Officials at other Cortez dispensaries, including Durango Organics Wellness Center, Medicine Man and The Herbal Alternative, each indicated that they used organic pesticides. All declined to comment about specific pesticides that they use.

“Everything we use, I would put it on my skin or even eat it,” said Herbal Alternative general manager David Pozzi.

Organic pesticides include fish oil, Neem oil or soap, which helps to manage pests such as mites, aphids and thrips. Starting Sept. 29, Colorado officials mandated that all licensed marijuana growers also submit their crops for microbial testing to check for fungi, mold and mildew.

Earlier this year, Denver Department of Environmental Health officials quarantined marijuana plants grown by LivWell and other Front Range ganjapreneurs because of pesticide concerns. After testing, the plants were released to the companies.

“The case is all about making sure that the cannabis industry is safe for consumers,” Steven Woodrow, an attorney for the plaintiffs, told the AP.

LivWell officials have indicated the company no longer uses Eagle 20, and testing by third-party laboratories licensed by the state have declared that the company’s products are safe.

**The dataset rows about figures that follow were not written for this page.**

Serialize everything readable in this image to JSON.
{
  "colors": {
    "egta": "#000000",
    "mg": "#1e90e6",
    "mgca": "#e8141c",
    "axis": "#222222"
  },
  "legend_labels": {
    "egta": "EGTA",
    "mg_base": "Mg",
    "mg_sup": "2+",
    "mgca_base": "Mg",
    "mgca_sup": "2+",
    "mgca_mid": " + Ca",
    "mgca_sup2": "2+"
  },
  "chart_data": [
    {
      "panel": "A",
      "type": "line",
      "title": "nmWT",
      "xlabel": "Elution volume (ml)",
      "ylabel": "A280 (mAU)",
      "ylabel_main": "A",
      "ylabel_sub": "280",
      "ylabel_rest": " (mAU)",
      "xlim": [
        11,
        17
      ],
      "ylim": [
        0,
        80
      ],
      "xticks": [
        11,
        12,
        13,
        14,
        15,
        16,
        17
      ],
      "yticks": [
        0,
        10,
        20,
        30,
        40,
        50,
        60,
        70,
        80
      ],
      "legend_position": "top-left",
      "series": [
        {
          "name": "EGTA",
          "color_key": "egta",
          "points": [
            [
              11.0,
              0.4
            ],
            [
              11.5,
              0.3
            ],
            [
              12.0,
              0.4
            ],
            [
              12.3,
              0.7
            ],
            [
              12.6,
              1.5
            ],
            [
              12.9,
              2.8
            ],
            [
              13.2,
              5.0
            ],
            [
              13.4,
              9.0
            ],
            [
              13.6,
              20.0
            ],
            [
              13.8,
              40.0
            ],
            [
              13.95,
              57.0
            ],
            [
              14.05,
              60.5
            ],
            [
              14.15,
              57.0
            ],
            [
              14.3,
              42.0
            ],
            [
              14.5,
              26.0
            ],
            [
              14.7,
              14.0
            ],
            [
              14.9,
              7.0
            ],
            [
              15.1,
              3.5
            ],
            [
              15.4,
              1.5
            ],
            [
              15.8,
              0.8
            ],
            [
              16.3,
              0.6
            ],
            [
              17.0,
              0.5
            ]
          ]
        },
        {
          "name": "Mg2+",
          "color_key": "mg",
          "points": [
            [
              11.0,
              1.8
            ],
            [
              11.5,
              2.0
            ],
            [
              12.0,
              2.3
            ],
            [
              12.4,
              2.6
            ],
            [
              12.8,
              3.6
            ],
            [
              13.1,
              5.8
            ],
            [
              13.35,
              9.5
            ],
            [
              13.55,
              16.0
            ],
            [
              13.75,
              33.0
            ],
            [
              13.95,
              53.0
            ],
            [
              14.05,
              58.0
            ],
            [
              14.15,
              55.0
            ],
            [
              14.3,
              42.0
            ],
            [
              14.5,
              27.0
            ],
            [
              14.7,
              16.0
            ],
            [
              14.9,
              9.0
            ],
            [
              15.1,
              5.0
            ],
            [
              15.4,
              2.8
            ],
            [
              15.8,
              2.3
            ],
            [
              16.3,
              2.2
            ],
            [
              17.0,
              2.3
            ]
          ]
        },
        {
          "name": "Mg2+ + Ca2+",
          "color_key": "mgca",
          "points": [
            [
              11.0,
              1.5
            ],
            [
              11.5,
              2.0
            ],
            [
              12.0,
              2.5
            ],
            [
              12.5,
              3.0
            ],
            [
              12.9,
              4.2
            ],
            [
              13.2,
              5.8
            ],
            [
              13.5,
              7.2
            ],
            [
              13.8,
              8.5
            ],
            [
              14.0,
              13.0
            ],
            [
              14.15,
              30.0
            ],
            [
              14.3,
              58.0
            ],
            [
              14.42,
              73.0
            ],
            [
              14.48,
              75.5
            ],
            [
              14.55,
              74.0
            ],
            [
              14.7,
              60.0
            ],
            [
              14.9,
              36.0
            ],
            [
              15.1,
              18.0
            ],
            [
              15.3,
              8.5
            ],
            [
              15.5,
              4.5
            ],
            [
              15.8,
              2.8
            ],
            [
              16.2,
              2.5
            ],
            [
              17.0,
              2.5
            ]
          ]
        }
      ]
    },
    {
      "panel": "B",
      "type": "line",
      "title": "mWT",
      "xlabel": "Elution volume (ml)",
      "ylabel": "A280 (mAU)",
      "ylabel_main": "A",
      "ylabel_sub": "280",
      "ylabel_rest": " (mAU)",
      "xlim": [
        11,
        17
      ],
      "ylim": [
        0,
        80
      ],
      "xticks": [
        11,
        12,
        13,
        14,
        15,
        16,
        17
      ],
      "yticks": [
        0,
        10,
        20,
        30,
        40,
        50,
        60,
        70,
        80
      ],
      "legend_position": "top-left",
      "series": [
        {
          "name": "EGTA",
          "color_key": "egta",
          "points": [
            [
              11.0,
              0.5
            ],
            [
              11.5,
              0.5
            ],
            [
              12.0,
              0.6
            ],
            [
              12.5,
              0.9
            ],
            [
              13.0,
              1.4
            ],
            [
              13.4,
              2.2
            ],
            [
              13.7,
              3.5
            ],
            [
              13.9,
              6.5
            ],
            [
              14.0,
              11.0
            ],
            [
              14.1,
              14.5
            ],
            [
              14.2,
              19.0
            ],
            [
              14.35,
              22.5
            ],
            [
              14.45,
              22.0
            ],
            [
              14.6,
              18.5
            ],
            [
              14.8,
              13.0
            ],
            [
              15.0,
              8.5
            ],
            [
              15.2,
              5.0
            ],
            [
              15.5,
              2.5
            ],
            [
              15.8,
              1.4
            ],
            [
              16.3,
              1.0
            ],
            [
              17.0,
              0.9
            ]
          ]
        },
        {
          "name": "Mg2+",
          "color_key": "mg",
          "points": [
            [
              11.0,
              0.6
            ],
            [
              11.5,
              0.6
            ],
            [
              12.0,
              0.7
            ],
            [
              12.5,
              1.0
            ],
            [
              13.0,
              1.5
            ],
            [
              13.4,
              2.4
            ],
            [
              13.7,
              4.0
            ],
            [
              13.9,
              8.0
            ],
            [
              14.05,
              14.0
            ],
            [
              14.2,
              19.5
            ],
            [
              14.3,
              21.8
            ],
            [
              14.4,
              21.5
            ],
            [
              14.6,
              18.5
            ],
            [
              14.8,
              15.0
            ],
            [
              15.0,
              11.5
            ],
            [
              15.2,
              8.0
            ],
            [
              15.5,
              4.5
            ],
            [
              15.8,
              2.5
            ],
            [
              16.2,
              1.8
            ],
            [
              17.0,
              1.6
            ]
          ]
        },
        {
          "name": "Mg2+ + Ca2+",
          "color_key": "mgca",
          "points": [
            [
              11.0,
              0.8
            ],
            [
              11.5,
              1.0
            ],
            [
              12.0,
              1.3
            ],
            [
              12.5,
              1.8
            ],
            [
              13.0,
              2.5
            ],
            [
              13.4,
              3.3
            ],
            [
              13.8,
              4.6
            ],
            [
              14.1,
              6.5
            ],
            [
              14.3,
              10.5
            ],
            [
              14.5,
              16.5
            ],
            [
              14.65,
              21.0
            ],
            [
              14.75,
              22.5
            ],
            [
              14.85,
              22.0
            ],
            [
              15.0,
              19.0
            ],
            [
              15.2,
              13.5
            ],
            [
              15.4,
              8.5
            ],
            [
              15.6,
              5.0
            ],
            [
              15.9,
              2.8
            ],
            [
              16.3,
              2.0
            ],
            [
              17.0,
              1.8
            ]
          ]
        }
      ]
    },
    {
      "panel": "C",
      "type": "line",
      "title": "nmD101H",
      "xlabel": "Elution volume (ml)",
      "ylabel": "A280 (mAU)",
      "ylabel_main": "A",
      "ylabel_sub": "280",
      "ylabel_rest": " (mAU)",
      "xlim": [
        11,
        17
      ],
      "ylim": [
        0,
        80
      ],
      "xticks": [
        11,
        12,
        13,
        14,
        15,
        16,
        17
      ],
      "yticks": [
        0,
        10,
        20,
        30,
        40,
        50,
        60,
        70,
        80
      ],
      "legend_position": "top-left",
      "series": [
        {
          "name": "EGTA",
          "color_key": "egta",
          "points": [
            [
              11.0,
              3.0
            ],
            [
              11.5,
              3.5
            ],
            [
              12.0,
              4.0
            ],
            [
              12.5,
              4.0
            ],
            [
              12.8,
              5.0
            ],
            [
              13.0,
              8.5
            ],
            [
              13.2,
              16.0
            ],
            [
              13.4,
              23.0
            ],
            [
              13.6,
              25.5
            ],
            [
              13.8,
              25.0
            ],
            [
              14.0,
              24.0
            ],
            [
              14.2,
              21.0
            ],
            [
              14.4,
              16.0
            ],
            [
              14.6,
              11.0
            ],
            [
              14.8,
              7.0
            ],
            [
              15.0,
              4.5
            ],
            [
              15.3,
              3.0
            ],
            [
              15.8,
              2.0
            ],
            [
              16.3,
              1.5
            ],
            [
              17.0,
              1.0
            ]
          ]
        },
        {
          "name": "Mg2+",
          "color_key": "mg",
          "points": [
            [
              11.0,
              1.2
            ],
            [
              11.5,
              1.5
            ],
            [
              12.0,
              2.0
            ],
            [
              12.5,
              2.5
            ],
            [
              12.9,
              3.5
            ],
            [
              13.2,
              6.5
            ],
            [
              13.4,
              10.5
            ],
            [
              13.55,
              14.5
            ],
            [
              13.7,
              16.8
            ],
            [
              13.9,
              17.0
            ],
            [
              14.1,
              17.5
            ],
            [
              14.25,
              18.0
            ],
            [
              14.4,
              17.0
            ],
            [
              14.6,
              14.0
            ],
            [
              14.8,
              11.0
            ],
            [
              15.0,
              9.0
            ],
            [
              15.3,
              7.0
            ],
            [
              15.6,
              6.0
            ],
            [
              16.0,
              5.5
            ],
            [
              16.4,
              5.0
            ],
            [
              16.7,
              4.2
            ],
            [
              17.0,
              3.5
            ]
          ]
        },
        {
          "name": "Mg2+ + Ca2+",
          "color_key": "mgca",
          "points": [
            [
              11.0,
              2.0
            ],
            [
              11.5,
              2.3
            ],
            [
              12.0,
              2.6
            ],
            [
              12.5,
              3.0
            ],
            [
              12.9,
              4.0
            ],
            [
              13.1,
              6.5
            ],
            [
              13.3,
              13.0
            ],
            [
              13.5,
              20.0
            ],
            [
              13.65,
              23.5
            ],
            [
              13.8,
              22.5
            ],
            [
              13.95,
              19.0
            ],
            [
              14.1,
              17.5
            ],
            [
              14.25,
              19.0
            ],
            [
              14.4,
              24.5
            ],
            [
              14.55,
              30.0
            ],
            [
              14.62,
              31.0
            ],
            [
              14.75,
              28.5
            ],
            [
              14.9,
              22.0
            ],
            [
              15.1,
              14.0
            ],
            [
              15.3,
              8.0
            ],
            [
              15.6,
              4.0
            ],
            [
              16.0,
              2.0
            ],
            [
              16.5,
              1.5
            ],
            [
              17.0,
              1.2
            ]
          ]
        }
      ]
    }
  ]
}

“We adhere to the most current rules and regulations regarding product labeling and cultivation as set forth by our regulators, including the Marijuana Enforcement Division and the Colorado Department of Agriculture,” said Heizer. “We believe the litigation is scientifically, legally and factually frivolous, and we will defend it vigorously.”

Two previous class-action lawsuits against LivWell officials have been settled. One lawsuit involved unauthorized business partners that utilized the company’s financials in a failed attempt to expand to other states, and the other was related to a handful of people who reportedly became sick after eating medical brownies at a Denver marijuana fair.